I had a new identity. I was a child of God. I was loved immeasurably. My entire self-concept wasn’t transformed instantly – that would come later as I grew in the knowledge of God’s infinite love. Nevertheless, the acceptance of God could never be fully internalized because, in and of myself, as the Bible asserts, I was nothing. My positive self-concept was entirely dependent on His love for me. You can see where the problem with identity came in when I lost belief in that love.
That wasn’t all, though. My identity as a child of God gave me a sense of meaning and purpose. I grew in this perspective as I had countless experiences of perceiving God was using me to show his compassion through loving others and his faithfulness in answered prayer. I was what others called a prayer warrior. I often perceived that the Holy Spirit was giving me his words as I prayed and felt that God’s power was moving through me. Consistent experiences of this type and myriad others over years built one upon another, bolstering not only my faith, but my belief that I was fulfilling his divine call to expand his kingdom of “righteousness, peace and joy in the Holy Spirit.”

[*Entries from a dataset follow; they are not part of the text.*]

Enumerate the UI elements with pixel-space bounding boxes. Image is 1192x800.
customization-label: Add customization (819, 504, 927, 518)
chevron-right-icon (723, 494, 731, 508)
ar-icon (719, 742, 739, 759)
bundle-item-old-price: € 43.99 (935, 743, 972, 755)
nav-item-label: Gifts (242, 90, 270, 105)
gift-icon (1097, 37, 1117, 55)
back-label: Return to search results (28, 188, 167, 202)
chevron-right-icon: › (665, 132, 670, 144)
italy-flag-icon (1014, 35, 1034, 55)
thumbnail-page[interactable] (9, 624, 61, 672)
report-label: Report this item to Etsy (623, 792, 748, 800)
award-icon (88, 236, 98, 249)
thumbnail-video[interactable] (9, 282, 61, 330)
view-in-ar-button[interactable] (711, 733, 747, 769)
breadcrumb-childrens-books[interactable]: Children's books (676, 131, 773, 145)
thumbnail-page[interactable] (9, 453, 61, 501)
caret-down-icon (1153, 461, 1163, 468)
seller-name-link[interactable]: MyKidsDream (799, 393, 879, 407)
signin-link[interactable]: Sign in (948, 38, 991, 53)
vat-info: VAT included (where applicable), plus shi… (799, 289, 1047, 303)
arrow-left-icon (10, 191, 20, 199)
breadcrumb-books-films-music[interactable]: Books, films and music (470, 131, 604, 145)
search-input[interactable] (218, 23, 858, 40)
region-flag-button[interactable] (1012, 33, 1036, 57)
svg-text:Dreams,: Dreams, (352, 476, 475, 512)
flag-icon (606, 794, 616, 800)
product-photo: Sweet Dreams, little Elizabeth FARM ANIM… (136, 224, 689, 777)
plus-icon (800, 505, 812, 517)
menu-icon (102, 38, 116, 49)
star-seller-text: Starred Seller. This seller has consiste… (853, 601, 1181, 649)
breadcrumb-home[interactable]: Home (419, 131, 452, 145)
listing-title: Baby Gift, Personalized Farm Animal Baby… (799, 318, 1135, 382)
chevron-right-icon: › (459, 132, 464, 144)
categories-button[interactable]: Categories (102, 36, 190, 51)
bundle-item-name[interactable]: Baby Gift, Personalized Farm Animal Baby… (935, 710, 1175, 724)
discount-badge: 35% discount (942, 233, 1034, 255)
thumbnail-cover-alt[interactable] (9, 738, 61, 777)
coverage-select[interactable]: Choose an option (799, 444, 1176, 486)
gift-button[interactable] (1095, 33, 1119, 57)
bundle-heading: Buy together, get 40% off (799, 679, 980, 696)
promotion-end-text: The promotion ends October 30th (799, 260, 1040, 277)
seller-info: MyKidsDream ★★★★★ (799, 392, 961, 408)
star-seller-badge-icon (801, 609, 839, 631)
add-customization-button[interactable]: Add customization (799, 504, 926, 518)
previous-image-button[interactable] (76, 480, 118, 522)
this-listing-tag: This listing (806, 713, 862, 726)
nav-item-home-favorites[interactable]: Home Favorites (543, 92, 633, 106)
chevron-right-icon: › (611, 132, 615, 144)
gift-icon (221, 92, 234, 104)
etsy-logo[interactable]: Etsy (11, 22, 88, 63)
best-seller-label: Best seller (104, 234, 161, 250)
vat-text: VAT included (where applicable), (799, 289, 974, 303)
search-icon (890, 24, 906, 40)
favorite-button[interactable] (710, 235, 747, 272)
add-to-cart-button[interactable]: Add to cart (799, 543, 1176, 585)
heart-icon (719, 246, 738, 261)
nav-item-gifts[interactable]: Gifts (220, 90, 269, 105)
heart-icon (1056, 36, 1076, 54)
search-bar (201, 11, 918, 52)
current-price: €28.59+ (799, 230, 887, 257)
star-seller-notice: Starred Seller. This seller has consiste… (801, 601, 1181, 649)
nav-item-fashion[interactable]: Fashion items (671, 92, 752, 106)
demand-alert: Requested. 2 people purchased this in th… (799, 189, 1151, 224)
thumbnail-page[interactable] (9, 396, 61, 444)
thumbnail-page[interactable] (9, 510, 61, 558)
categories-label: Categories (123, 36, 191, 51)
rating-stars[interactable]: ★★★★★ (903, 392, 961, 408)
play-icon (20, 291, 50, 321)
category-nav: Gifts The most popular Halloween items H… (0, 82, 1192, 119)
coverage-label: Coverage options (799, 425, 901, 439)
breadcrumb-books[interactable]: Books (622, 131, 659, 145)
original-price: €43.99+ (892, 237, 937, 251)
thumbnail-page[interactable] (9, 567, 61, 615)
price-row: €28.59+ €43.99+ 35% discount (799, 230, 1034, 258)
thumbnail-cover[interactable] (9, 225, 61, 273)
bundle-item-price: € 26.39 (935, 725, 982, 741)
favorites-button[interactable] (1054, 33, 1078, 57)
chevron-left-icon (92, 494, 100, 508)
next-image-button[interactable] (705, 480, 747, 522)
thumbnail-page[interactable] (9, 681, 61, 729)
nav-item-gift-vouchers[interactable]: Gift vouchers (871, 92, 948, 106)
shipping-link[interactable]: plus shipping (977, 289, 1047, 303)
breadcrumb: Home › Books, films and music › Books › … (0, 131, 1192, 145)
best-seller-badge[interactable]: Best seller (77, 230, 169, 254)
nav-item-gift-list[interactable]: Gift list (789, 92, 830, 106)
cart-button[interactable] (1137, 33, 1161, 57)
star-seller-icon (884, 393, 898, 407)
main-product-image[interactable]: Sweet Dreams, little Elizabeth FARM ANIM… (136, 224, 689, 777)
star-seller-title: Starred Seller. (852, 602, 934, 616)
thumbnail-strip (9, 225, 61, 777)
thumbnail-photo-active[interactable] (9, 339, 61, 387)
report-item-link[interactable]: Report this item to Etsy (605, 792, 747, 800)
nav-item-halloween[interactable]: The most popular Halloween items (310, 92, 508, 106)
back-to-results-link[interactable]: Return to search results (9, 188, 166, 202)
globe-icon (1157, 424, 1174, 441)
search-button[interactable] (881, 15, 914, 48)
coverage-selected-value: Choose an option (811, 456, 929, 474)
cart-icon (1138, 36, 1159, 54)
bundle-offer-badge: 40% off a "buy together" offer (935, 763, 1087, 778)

As I lost faith in God, I had little else to instill in me a sense of meaning and purpose for living. I had a grown son who had just moved out and left me with an empty nest and a husband who loved me, but didn’t demonstrate it in the ways I most needed it. I numbed out on heavy doses of antidepressants and escaped through alcohol and gaming. It got much worse than that, but I’m not yet ready to disclose all of it.
In recovering a sense of identity apart from being a child of the one and only, all-powerful God, I focus on what’s important to me. What a freedom! No more self-chastising for wanting something selfish. I have values and I like them. I think they’re ethical and satisfy my conscience (a conscience which is not so damned demanding as it was before – freaking unrelenting!). I am developing a healthier self-concept of myself in that I count without God making me count anymore. As a Christian, it was not what I thought or believed that mattered – it was all God. Now I view my own perspectives as valid and I can internalize the acceptance I receive from me.
There are healthy things I am taking away from my Christian experience for my self-concept. One is that I believed life was “not about me.” I think this keeps me grounded. I am one of billions of humans in this world and no more important than anyone else. I do, however, see myself as having a part to play in my sphere of influence if I so choose to take it. I can have a positive impact. The difference now is I take responsibility for that contribution (and the credit) and allow myself some guilt-free self-interest along the journey. That’s a big perk.